The primaries held last week, May 15th in the states of Oregon and Pennsylvania have brought to the front some Indian Americans after they won primaries to state and national offices. Voters in Multnomah County, Oregon, have elected the first South Asian-American to serve in public office in the state. Susheela Jayapal, 55, whose younger sister is Rep. Pramila Jayapal (D-Wash.), bested three rivals to win the nonpartisan seat on the county’s Board of Commissioners in Portland.
Despite it being a four-way Democratic primary, Jayapal made a clean sweep with more than 57 percent of the vote, dispensing with the need to have a runoff election between top two vote-getters on Nov. 6.
An avowed progressive like her sister, Susheela Jayapal’s campaign emphasized issues found in her sister’s campaign too: housing affordability and the prevention of homelessness. Following her victory, she told Oregon Live that her top priorities would be affordable housing, homelessness and working towards creating an ombudsman’s office.
“What I really see and respond to is the effect on communities that have been fractured by these types of displacement. I think we are all worse off when that happens to one of our communities,” she said. Susheela Jayapal succeeds Multnomah County Commissioner Loretta Smith.
“Congratulations to my sis-ter,@SusheelaJayapal, who just became the first #SouthAsian American ever elected in Oregon! She ran an incredible race and won outright with 57% of the vote Multnomah County, she will be a strong progressive champion for you!” the Washington congresswoman tweeted.
Deepak Raj, co-founder of Impact and chair of the Impact Fund, called her “a source of great leadership and inspiration for our community.” Raj Goyle, co-founder of Impact and a former member of the Kansas House of Representatives said “from coast to coast, from County Commission to the U.S. Congress, talented Indian-American candidates are running for office and winning. Impact Fund is proud to stand with them.”
In other election news, Oregon state House of Representatives candidate Vineeta Lower didn’t have to sweat it out for the primary election in the 32nd District. The Indian American Republican candidate, who has a place in the November general election thanks to running unopposed in the primary, learned that Democrat Tiffiny Mitchell will be her opposition candidate.
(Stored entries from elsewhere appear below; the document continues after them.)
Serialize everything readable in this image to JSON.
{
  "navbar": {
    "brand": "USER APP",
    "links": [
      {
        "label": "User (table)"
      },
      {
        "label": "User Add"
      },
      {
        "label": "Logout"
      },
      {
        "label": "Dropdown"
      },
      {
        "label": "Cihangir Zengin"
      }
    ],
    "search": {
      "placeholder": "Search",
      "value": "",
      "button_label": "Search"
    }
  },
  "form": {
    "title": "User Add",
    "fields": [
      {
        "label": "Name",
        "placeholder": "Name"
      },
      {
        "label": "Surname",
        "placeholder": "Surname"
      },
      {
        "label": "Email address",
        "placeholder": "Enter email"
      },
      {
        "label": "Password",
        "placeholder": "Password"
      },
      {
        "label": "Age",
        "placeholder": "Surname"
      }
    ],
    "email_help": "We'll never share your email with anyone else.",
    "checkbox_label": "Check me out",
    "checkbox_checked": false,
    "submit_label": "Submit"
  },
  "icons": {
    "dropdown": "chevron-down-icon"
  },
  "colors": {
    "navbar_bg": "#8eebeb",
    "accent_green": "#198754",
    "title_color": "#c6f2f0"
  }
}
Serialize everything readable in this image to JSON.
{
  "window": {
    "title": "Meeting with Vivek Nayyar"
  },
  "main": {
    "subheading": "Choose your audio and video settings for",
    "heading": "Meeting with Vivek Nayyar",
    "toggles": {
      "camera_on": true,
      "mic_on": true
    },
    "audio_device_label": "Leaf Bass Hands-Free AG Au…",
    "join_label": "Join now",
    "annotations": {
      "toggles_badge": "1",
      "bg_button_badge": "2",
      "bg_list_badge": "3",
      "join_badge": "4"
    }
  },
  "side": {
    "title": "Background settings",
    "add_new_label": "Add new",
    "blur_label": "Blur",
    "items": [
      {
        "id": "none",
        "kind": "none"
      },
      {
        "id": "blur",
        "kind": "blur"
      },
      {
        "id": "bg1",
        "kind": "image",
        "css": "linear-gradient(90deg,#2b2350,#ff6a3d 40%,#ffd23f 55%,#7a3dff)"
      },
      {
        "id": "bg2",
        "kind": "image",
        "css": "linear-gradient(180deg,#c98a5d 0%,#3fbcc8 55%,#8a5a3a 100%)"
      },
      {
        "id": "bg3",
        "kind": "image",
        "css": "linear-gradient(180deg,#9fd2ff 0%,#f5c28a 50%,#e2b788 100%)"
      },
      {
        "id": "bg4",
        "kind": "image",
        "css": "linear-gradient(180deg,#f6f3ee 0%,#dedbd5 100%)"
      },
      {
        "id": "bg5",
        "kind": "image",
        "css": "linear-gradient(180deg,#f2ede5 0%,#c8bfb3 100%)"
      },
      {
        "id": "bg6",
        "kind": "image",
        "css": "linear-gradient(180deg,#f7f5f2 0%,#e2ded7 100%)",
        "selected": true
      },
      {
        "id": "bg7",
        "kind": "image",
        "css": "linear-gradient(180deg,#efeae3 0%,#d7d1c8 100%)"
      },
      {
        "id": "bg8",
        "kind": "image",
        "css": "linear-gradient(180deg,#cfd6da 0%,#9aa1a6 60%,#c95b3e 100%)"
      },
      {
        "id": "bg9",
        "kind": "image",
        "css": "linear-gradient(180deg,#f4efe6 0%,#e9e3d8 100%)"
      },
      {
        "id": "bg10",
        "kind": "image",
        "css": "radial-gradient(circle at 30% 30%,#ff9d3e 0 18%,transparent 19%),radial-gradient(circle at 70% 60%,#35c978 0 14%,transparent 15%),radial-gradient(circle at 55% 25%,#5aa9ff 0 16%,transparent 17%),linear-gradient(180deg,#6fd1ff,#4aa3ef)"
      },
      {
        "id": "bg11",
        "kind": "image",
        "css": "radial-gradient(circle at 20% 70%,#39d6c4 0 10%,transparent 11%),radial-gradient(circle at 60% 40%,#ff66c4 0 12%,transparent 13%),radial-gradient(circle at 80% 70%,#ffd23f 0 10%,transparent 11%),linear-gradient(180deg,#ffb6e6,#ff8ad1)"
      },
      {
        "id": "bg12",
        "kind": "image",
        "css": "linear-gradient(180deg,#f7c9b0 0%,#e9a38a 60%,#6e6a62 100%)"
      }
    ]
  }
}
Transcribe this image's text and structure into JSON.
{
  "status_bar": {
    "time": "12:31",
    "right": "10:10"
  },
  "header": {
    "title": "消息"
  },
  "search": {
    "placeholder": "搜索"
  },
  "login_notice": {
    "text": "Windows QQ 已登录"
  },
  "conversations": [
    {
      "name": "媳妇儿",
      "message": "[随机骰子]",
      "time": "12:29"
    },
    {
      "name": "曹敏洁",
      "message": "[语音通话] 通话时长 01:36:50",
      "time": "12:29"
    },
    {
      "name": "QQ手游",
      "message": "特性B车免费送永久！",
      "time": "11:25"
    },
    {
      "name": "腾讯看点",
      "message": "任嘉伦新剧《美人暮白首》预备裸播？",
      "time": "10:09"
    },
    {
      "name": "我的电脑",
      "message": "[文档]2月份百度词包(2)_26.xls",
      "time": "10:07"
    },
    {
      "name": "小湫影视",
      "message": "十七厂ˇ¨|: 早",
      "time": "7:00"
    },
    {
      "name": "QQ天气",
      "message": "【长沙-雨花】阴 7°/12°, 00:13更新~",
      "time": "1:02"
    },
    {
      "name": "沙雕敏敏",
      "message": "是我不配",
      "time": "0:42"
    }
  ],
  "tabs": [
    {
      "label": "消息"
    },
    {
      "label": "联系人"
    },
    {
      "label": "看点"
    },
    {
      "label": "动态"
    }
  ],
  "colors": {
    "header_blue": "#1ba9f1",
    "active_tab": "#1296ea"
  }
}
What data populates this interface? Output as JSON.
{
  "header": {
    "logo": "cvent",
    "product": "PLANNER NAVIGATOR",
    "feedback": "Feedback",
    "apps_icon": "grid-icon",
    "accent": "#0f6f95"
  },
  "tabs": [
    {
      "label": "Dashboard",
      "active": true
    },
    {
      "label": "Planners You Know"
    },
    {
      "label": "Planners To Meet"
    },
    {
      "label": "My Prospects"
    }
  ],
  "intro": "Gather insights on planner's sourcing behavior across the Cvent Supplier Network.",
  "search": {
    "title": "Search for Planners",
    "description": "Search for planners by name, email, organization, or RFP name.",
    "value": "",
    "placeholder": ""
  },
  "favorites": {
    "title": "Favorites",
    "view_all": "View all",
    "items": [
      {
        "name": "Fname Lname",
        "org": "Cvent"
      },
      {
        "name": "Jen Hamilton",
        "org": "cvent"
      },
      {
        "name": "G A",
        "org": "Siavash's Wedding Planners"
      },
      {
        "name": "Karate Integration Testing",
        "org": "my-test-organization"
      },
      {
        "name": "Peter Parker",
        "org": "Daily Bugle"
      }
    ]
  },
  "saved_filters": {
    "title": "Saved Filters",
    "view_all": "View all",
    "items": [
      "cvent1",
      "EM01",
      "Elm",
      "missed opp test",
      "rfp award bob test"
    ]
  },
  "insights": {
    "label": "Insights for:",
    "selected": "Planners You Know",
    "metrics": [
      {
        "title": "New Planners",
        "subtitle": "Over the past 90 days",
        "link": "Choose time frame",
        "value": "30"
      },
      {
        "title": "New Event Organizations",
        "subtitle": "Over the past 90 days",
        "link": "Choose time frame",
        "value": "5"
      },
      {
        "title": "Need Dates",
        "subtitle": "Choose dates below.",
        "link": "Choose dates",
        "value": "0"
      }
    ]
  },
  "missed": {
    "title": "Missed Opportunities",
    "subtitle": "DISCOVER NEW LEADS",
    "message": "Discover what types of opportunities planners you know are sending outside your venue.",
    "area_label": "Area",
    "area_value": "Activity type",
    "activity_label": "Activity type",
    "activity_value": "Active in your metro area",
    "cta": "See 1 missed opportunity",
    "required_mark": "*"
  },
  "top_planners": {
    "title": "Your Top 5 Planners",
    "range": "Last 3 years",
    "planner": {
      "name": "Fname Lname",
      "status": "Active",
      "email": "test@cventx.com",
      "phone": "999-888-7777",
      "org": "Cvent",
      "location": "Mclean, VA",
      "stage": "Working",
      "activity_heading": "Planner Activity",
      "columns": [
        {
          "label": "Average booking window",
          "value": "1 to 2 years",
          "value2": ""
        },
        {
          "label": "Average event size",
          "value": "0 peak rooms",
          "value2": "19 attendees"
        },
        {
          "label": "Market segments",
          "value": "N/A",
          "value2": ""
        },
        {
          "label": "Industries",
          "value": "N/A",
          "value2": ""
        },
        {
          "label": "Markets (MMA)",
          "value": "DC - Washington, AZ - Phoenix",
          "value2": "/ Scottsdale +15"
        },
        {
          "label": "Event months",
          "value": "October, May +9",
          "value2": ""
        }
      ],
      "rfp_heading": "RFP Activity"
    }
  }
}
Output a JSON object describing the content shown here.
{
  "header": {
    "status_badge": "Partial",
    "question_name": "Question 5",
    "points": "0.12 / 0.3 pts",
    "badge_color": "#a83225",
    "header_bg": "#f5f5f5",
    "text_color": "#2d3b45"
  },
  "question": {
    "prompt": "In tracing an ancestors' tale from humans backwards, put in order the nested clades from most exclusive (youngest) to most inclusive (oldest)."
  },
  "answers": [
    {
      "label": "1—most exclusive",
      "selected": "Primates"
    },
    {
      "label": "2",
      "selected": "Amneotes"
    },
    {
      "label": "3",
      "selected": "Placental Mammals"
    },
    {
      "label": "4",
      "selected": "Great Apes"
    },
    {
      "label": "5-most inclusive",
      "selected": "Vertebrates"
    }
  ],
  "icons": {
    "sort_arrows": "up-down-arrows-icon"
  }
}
Another Indian-American who ran for office in Oregon, was Republican Satya Chandragiri making a bid for State Representative from the 19th District. Chandragiri received 12.5 percent of the Republican vote compared to the 54.7 percent for the winner, Denyc Nicole Boles, and 32.7 percent by the runner-up Michael Hunter, according to results posted on the Oregon Secretary of State’s website.
“Growing up in India and the U.S., my mother had Schizophrenia and father served in Air Force, but we remained a close knit family,” says Chandragiri on his election website. He went on to become a physician and a psychiatrist, public servant, and small business owner. “I often say of my early life that: I was born in India but made in the USA.”
In the state of Pennsylvania, another Indian-American Inderjit Bains, who ran on a Republican ticket for the State House of Representatives from the 164th District, was elected unopposed, which means he will run against the Democratic candidate and incumbent State Rep. Margo Davidson in November. State District 164 heavily favors Democrats with some 4,182 Democrats showing up at the polls to vote for Davidson and only 1,055 Republicans voting for Bains.
After the primary, Bains thanked “everyone who came out and exercised their right to vote. I will be working harder to earn your support and vote. We need to have our voices heard in Harrisburg!”
Pennsylvania also saw Bangladeshi-American Nina Ahmad run for Lieutenant Governor in the Democratic primary. She made an impressive showing coming 2nd in a five-way race, securing 23.46 percent of the votes. Incumbent Mike Stack got fewer votes than Ahmad (16.77 percent). The winner in that Democratic primary was Braddock Mayor John Fetterman, who got 38.17 percent. Nina Ahmad said, she wanted to “restore integrity to the office and to be the progressive voice that Pennsylvania needs to take on Donald Trump.”